Some Austin residents and leaders have criticized DPS’s presence in the capital from the outset, which was planned without input from the public or city council members.
When the Travis County Attorney’s Office released statistics at the end of April revealing stark racial disparities in misdemeanor charges issued by DPS, criticism of the partnership mounted. Nearly nine out of 10 of those arrested were Black or Latino.
State and local officials said on May 2 that DPS has largely been patrolling predominantly Latino neighborhoods at the request of Austin police whose leaders said the areas were chosen because they have the highest crime rates and largest number of 911 emergency calls.
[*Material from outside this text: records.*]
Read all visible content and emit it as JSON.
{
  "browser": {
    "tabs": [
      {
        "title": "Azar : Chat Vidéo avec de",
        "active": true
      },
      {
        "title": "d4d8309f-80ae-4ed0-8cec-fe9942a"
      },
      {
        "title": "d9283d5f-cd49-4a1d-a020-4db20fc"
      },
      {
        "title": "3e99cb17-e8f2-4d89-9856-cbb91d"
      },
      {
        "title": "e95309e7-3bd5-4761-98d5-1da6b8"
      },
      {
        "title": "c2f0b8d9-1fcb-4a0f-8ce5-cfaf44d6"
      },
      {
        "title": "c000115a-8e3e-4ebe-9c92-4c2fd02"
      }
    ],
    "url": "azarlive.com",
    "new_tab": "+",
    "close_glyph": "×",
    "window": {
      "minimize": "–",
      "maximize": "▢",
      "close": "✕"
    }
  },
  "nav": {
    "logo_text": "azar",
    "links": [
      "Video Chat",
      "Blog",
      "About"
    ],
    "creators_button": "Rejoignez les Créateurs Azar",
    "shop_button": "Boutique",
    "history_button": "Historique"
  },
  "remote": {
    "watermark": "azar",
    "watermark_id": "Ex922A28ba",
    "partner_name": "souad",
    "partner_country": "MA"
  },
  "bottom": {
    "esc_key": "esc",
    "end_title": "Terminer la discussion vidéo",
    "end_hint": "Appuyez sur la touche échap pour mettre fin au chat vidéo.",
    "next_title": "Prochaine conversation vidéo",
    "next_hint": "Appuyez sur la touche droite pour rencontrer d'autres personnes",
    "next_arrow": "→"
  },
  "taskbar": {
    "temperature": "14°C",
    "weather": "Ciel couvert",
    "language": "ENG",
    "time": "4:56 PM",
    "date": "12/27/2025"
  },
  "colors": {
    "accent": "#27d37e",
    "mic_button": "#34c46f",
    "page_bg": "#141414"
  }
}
“The supplemental staffing has shown really real results in faster response times for assistance and decrease in violent crime,” Watson said at a City Council discussion on May 2. “The traffic enforcement, however, has been troubling. If there have been unintended or unwanted consequences, we must address them immediately. We want to ensure Ausitinites don’t feel racially profiled.”
A similar pattern emerged when Abbott sent DPS to Dallas after a spate of homicides four years ago. Many Black and Latino residents felt harassed by state troopers and the three month experiment ended shortly after state troopers shot and killed a Black man who was holding a handgun after the officer pulled him over for failing to use a turn signal.
Neither DPS nor Abbott’s office immediately returned a request for comment Saturday.
In addition to increasing the presence of state law enforcement in southern Texas cities, the Legislature is poised to pass a sweeping border funding bill during a legislative session that ends May 29. On Wednesday the House approved a bill with bipartisan support that would create a new state border policing unit and send nearly $100 million to border communities for new detention centers, courts, border security, higher education and economic development projects.
An earlier version of House Bill 7 would have created a “Border Protection Unit” that would have let civilians arrest or detain people. Immigration advocates criticized that proposal, saying it would increase the potential for human rights violations. Lawmakers on both sides of the aisle this week changed the bill, adding a requirement that the unit use only commissioned peace offers for enforcement actions.